Factory Orders: New Orders Increase Modestly

May 4, 2016
Bottom Line: Factory orders increased modestly in March largely due to a climb in defense aircraft orders within durable goods orders, as previously reported. However, the growth rate has been declining over the past 16 months and is now -4.2% year-over-year. Factory Orders ROSE by 1.1% in March, compared with market expectations for an increase of 0.6%. The prior month's loss was revised lower from -1.7% to -1.9%. Durable goods orders climbed by 0.8%, as previously reported, while nondurable goods orders jumped by 1.5%. Excluding orders for defense goods, civilian aircraft and petroleum products, (so called) core factory orders FELL by 0.3%. Factory orders are now 4.2% BELOW their year ago level and the year-over-year growth rate has been negative over the past year (from -5.2% a year ago to the current -4.2%).
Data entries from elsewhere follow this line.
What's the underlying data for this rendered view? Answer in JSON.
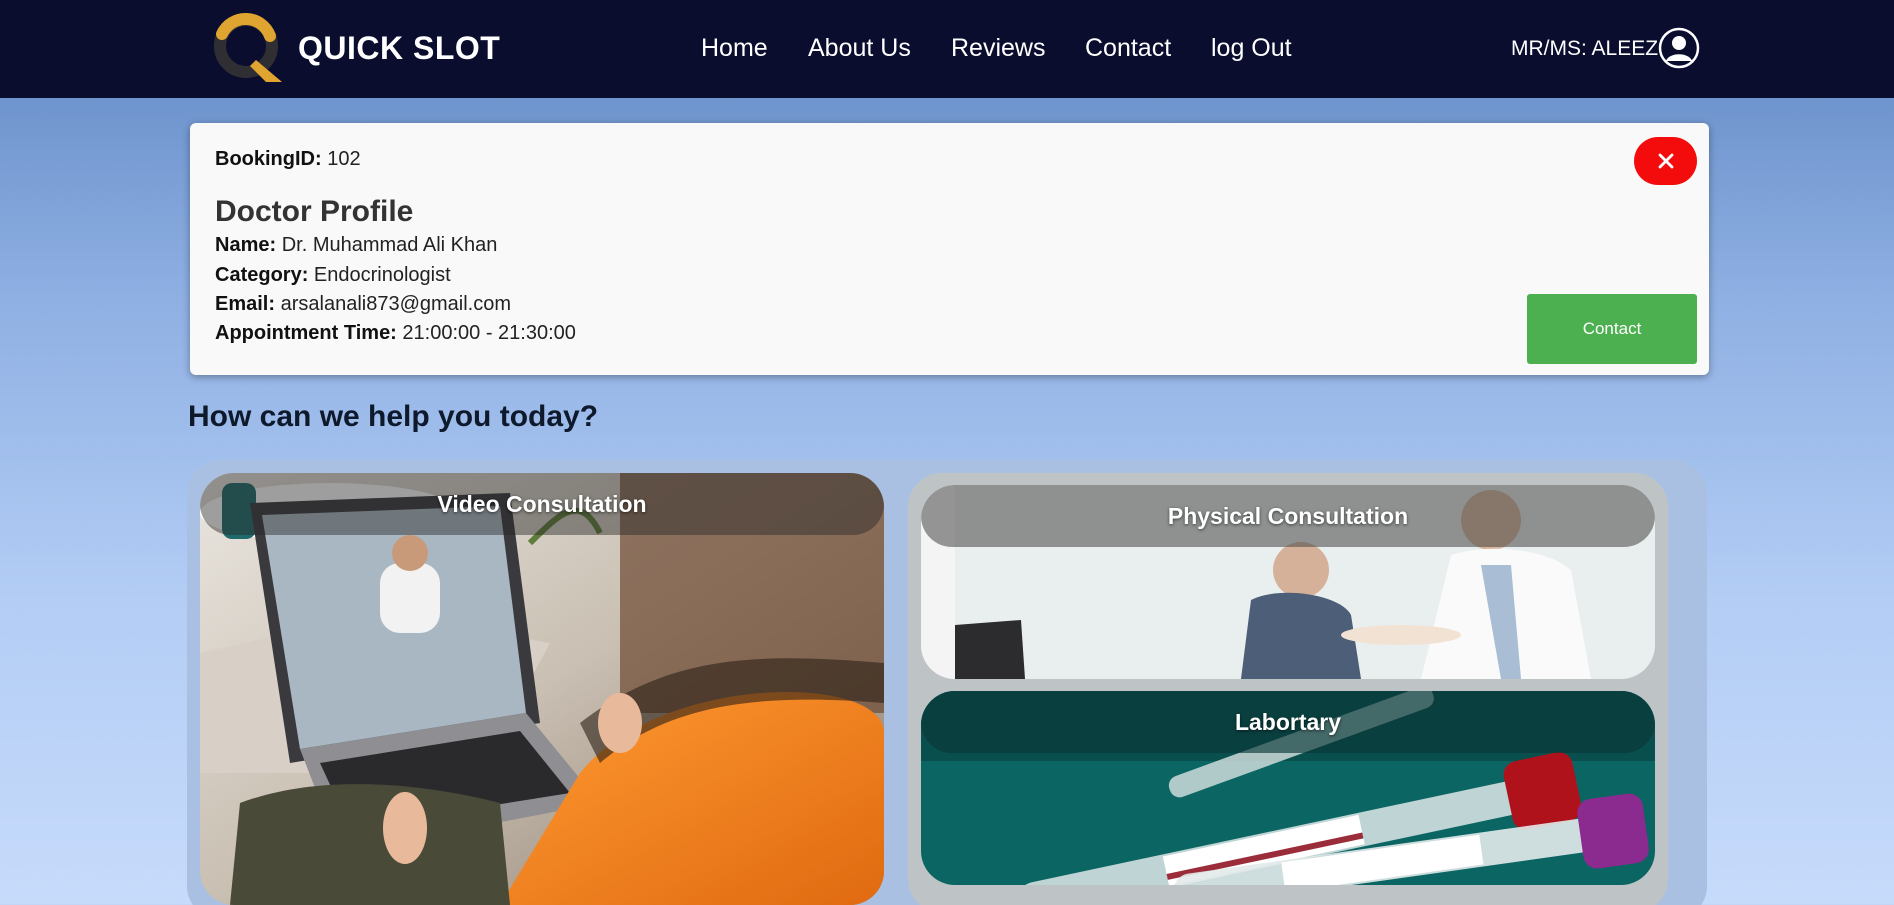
{
  "navbar": {
    "brand": "QUICK SLOT",
    "links": [
      "Home",
      "About Us",
      "Reviews",
      "Contact",
      "log Out"
    ],
    "user_label": "MR/MS: ALEEZ"
  },
  "booking": {
    "booking_id_label": "BookingID:",
    "booking_id_value": "102",
    "profile_title": "Doctor Profile",
    "name_label": "Name:",
    "name_value": "Dr. Muhammad Ali Khan",
    "category_label": "Category:",
    "category_value": "Endocrinologist",
    "email_label": "Email:",
    "email_value": "arsalanali873@gmail.com",
    "time_label": "Appointment Time:",
    "time_value": "21:00:00 - 21:30:00",
    "close_label": "✕",
    "contact_label": "Contact"
  },
  "help_heading": "How can we help you today?",
  "services": [
    {
      "label": "Video Consultation"
    },
    {
      "label": "Physical Consultation"
    },
    {
      "label": "Labortary"
    }
  ],
  "colors": {
    "navbar_bg": "#0b0d2e",
    "close_button": "#f40b0b",
    "contact_button": "#4caf50",
    "logo_gold": "#e0a530"
  },
  "icons": [
    "logo-mark",
    "user-avatar-icon",
    "close-icon"
  ]
}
Nondefense Capital Goods Shipments and Nondefense Capital Goods Shipments excluding aircraft, proxies for capital spending, ROSE, by 0.6% and by 0.5%, respectively. The Q1 average was weaker than its Q4 level, consistent with a decline in equipment and software spending that was reported in the advance Q1 GDP report. Factory Inventories ROSE by 0.2% and the Inventory-to-Shipment Ratio STAYED at 1.37, sharply above its post-recession cyclical nadir of 1.26 reached in July 2011.